Theresa returned to the telescope. The line of hostages remained one short, but otherwise nothing had changed.
Ms. Elliott, the head librarian, materialized at her elbow. “How are you holding up?”
“Fine,” Theresa said.
Ms. Elliott waited.
“I keep breathing in and out. Beyond that, I don’t know.” Theresa sank against the wide windowsill, leaning one thigh against it; even the marble had turned hot in the overhead sun. She breathed in the scent of book dust. “My grandfather used to work here.”
Peggy Elliott questioned her kindly, as if Theresa were a particularly bashful student asking to use a periodical. “At the Federal Reserve?”
“No, here at the library.” She spoke without turning from the glass, but she could see the other woman’s solid form, safely tucked against the wall between the windows, watching her. “Of course that would have been…what, 1930? He was a page. Do they still have those? Pages?”

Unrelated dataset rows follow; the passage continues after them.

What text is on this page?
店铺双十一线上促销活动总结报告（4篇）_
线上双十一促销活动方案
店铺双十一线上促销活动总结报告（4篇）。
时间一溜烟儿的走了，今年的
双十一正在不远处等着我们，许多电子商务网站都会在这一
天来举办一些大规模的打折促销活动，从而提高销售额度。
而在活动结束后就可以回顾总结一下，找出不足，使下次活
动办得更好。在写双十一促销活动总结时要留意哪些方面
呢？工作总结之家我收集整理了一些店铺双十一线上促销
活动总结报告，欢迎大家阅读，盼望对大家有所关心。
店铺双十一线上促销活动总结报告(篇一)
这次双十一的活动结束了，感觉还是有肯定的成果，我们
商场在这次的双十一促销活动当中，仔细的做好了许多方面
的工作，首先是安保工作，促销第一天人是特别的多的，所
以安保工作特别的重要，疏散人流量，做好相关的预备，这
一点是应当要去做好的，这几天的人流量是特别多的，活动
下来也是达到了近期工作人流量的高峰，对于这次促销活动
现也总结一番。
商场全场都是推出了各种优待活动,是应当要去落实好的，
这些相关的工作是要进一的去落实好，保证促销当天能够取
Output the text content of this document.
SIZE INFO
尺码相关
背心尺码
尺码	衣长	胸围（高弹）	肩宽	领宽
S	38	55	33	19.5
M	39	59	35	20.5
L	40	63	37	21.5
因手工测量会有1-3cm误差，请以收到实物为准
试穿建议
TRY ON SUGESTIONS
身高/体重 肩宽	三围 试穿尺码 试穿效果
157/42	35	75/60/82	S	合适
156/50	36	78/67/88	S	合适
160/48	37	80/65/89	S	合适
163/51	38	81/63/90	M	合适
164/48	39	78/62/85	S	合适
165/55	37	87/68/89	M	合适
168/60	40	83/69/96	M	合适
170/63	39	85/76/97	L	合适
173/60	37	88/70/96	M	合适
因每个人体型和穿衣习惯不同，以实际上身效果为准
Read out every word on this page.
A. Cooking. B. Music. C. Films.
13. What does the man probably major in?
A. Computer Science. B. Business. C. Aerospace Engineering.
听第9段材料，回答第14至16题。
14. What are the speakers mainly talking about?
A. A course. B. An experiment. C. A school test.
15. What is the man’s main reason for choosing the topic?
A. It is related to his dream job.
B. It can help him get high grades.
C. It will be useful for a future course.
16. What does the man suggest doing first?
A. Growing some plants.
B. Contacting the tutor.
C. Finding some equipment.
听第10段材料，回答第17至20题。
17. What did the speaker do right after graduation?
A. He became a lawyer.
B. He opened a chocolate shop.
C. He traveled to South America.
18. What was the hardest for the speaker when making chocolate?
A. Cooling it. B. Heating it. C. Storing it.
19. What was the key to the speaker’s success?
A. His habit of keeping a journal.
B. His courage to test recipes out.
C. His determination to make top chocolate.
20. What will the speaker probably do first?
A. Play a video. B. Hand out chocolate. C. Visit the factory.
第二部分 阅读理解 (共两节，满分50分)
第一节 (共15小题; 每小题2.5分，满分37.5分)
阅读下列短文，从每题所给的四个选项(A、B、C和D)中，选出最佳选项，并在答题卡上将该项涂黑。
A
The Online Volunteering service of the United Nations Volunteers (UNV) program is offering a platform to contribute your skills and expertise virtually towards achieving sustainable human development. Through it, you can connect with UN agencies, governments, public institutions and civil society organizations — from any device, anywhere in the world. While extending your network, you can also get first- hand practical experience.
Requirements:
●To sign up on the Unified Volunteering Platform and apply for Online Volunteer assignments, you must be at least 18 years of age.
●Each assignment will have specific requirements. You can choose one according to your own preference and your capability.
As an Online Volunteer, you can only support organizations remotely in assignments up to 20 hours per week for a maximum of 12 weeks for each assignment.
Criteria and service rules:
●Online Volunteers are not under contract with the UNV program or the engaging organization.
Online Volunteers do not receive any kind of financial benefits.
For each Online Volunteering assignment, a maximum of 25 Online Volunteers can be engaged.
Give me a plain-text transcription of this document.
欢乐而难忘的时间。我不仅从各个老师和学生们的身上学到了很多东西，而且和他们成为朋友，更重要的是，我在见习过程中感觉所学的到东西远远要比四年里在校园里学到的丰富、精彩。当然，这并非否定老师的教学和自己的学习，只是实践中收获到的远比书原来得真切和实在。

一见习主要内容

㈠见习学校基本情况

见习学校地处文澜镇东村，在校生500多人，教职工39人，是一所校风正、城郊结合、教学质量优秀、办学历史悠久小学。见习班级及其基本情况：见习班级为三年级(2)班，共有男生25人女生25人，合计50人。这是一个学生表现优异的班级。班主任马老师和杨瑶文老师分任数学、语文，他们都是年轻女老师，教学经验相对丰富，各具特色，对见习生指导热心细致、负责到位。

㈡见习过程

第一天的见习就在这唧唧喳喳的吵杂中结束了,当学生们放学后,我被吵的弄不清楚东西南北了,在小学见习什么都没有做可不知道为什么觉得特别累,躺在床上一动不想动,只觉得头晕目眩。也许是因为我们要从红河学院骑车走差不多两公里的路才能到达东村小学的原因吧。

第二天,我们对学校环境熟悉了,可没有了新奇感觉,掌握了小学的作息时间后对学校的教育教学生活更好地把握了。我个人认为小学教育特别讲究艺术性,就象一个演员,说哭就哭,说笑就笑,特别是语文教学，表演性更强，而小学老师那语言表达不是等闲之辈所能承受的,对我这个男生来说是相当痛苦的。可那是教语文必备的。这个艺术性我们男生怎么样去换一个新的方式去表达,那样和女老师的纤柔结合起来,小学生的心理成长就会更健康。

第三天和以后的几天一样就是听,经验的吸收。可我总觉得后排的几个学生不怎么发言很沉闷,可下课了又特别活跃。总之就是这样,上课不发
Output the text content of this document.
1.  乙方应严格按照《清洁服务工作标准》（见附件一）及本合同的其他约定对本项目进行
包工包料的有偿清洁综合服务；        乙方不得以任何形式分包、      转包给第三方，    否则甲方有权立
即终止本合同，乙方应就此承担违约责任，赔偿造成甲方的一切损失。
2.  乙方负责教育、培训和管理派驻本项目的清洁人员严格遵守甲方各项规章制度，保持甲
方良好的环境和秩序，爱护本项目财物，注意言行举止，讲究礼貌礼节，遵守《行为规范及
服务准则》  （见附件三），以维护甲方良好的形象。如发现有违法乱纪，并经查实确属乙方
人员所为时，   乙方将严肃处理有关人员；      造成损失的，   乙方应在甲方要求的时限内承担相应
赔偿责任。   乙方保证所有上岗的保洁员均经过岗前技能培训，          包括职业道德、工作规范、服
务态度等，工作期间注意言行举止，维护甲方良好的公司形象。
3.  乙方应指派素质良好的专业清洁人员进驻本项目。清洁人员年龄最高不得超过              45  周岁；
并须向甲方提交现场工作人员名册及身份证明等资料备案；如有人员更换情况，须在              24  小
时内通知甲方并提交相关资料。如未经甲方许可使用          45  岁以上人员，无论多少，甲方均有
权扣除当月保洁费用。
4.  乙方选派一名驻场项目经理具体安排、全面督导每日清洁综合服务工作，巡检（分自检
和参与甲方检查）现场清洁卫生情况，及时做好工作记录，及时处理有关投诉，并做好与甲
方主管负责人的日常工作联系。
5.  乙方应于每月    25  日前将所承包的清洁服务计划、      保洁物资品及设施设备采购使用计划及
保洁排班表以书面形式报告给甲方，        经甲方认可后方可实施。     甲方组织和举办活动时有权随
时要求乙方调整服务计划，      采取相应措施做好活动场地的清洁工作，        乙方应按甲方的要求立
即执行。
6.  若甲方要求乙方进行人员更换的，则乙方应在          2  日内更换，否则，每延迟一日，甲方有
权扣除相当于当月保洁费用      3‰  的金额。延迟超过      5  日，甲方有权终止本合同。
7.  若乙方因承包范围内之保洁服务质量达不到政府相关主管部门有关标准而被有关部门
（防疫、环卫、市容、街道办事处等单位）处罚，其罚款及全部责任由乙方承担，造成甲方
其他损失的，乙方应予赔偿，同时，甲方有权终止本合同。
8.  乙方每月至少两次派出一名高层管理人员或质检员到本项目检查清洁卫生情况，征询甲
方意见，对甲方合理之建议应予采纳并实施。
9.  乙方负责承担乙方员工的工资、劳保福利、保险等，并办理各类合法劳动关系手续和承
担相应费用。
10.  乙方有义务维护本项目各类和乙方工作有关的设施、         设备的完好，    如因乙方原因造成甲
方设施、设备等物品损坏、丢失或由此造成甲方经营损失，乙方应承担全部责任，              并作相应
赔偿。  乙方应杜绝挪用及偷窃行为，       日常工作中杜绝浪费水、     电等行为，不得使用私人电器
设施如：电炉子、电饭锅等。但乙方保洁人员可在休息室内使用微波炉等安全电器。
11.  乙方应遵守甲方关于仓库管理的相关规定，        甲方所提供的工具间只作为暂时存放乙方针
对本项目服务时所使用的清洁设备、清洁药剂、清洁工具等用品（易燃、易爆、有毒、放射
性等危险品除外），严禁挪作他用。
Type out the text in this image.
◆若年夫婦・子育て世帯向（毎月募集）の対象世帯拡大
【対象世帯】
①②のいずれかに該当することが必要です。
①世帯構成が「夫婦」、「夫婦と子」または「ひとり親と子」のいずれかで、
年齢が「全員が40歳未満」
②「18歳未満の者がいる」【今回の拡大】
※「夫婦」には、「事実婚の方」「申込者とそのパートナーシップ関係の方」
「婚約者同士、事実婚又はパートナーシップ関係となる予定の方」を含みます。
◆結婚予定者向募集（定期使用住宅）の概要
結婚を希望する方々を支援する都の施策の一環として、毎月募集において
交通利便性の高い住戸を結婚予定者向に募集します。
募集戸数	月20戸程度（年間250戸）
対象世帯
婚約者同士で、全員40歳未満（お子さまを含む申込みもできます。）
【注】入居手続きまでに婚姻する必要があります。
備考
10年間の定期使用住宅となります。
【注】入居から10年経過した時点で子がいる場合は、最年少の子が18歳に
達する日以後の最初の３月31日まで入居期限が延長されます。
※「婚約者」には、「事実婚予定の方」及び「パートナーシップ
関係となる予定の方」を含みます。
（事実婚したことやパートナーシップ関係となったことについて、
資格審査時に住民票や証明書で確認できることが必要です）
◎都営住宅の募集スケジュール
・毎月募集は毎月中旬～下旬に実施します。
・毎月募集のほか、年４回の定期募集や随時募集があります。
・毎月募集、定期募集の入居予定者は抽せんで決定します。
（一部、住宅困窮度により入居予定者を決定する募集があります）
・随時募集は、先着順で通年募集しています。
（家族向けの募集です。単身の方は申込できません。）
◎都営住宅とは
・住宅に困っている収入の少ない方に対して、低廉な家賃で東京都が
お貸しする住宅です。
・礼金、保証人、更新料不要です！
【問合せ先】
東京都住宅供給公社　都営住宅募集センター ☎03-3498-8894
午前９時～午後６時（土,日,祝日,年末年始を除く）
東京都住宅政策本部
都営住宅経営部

“Sure. We call them clerks now.”
“What do they do?”
“Shelve books, help readers find what they’re looking for.”
“He always read a lot.” Theresa gazed across the street, at the building for once, instead of its windows. These stone structures had been here for a long time, but so much had changed. What had it been like in 1930, when a fourteen-year-old boy could go downtown to work by himself and no one worried, before terrorists blew up planes and automatic rifles had been invented? The study of crime told her that the world had always been a dangerous place, but at least it used to require more effort.